Herpes simplex virus type I (HSV-I) is a latent neuroinfection which can cause focal brain lesion. The role of HSV-infection in nerve regeneration has not been studied so far. The aim of the work was to study sciatic nerve regeneration in the presence of HSV-infection and the influence of an antiviral drug. BALB/c line mice were divided into five groups. Group 1 animals were infected with HSV-I. After resolution of neuroinfection manifestations the sciatic nerve of these animals was crushed. Group 2 mice were administered acyclovir following the same procedures. Groups 3-5 mice served as controls. Thirty days after the operation distal nerve stumps and m.gastrocnemius were studied morphologically and biochemically. Ultrastructural organization of the sciatic nerve in control animals remained intact. Morphometric parameters of the nerves from the experimental groups have not reach control values. However, in the group 1 diameter of nerve fibers was significantly smaller than in the group 2. Both nerve regeneration and m.gastrocnemius reinnervation were confirmed.
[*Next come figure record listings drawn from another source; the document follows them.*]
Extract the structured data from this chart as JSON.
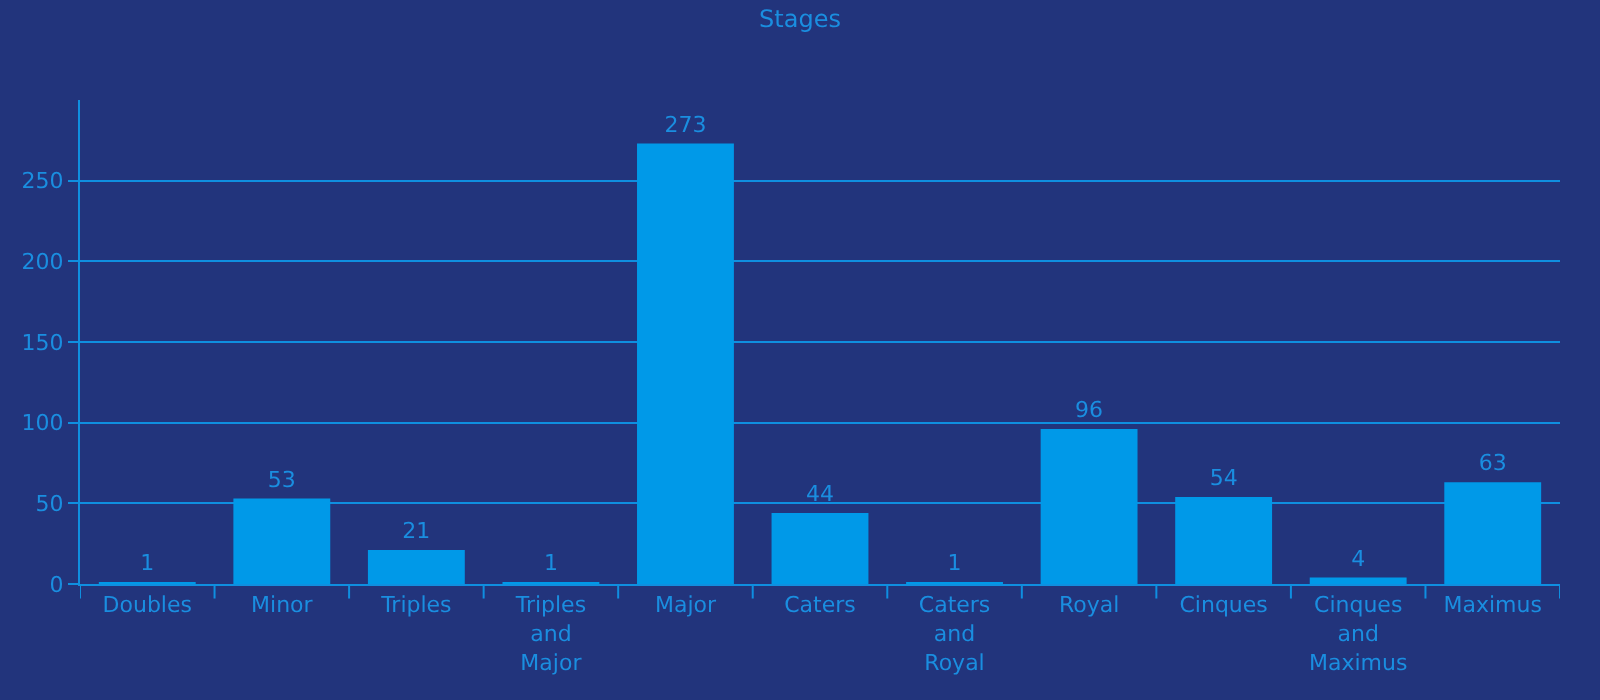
{
  "chart_data": {
    "type": "bar",
    "title": "Stages",
    "categories": [
      "Doubles",
      "Minor",
      "Triples",
      "Triples and Major",
      "Major",
      "Caters",
      "Caters and Royal",
      "Royal",
      "Cinques",
      "Cinques and Maximus",
      "Maximus"
    ],
    "values": [
      1,
      53,
      21,
      1,
      273,
      44,
      1,
      96,
      54,
      4,
      63
    ],
    "color": "#0099e8",
    "ylim": [
      0,
      300
    ],
    "yticks": [
      0,
      50,
      100,
      150,
      200,
      250
    ],
    "grid": "y",
    "data_labels": true
  }
}
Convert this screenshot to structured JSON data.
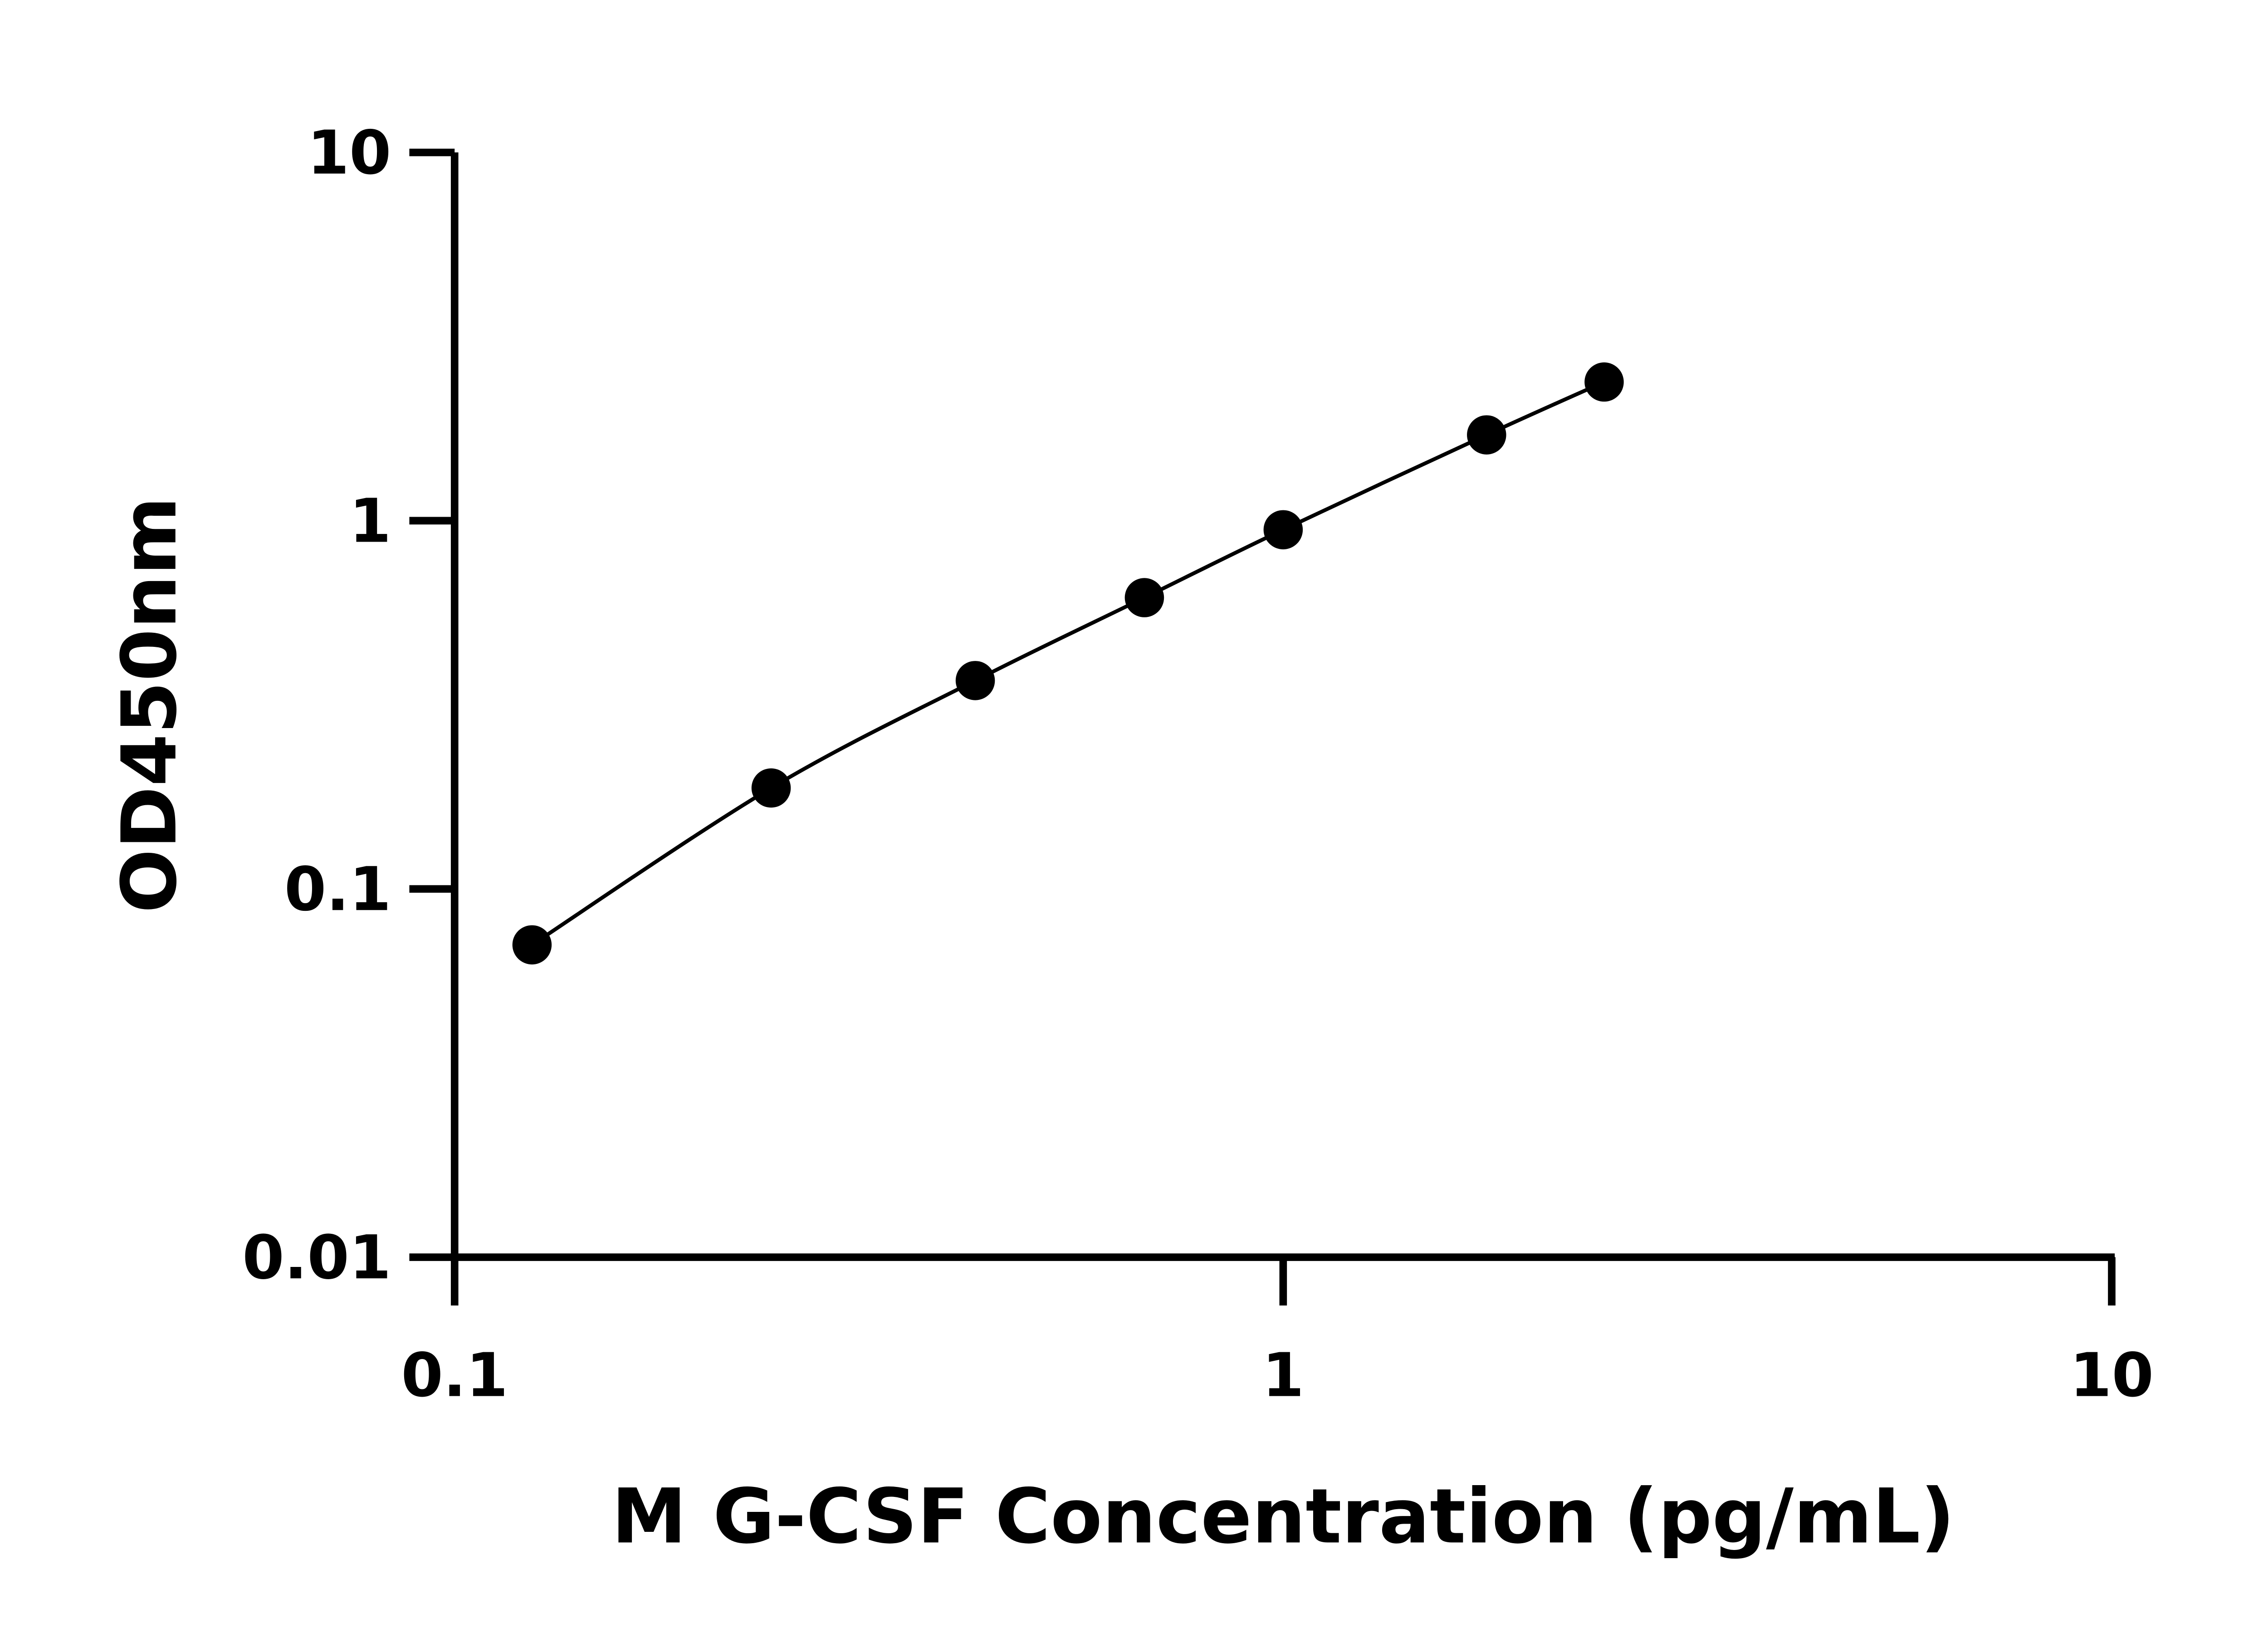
{
  "chart_data": {
    "type": "scatter",
    "title": "",
    "xlabel": "M G-CSF Concentration (pg/mL)",
    "ylabel": "OD450nm",
    "xscale": "log",
    "yscale": "log",
    "xlim": [
      0.1,
      10
    ],
    "ylim": [
      0.01,
      10
    ],
    "xticks": [
      "0.1",
      "1",
      "10"
    ],
    "yticks": [
      "0.01",
      "0.1",
      "1",
      "10"
    ],
    "grid": false,
    "fit_curve": true,
    "marker_color": "#000000",
    "line_color": "#000000",
    "x": [
      0.124,
      0.241,
      0.425,
      0.68,
      1.0,
      1.76,
      2.44
    ],
    "y": [
      0.0705,
      0.188,
      0.368,
      0.618,
      0.945,
      1.71,
      2.38
    ]
  }
}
The muscle hypotrophy was found in groups 1, 2, and 3 (the muscle fibers diameter decreased). Metabolic changes in the muscles of the infected animals (groups 1 and 2) were more pronounced than in control groups 3 and 4. The levels of TBA-active products, conjugated dienes, carbonyl and SH-groups were reduced in m.gastrocnemius of the experimental groups, however no significant difference associated with acyclovir administration was found. HSV-infection is not limited to the local neurodegenerative changes in the CNS but affects regeneration of the injured sciatic nerve. Anat Rec, 301:1734-1744, 2018. © 2018 Wiley Periodicals, Inc.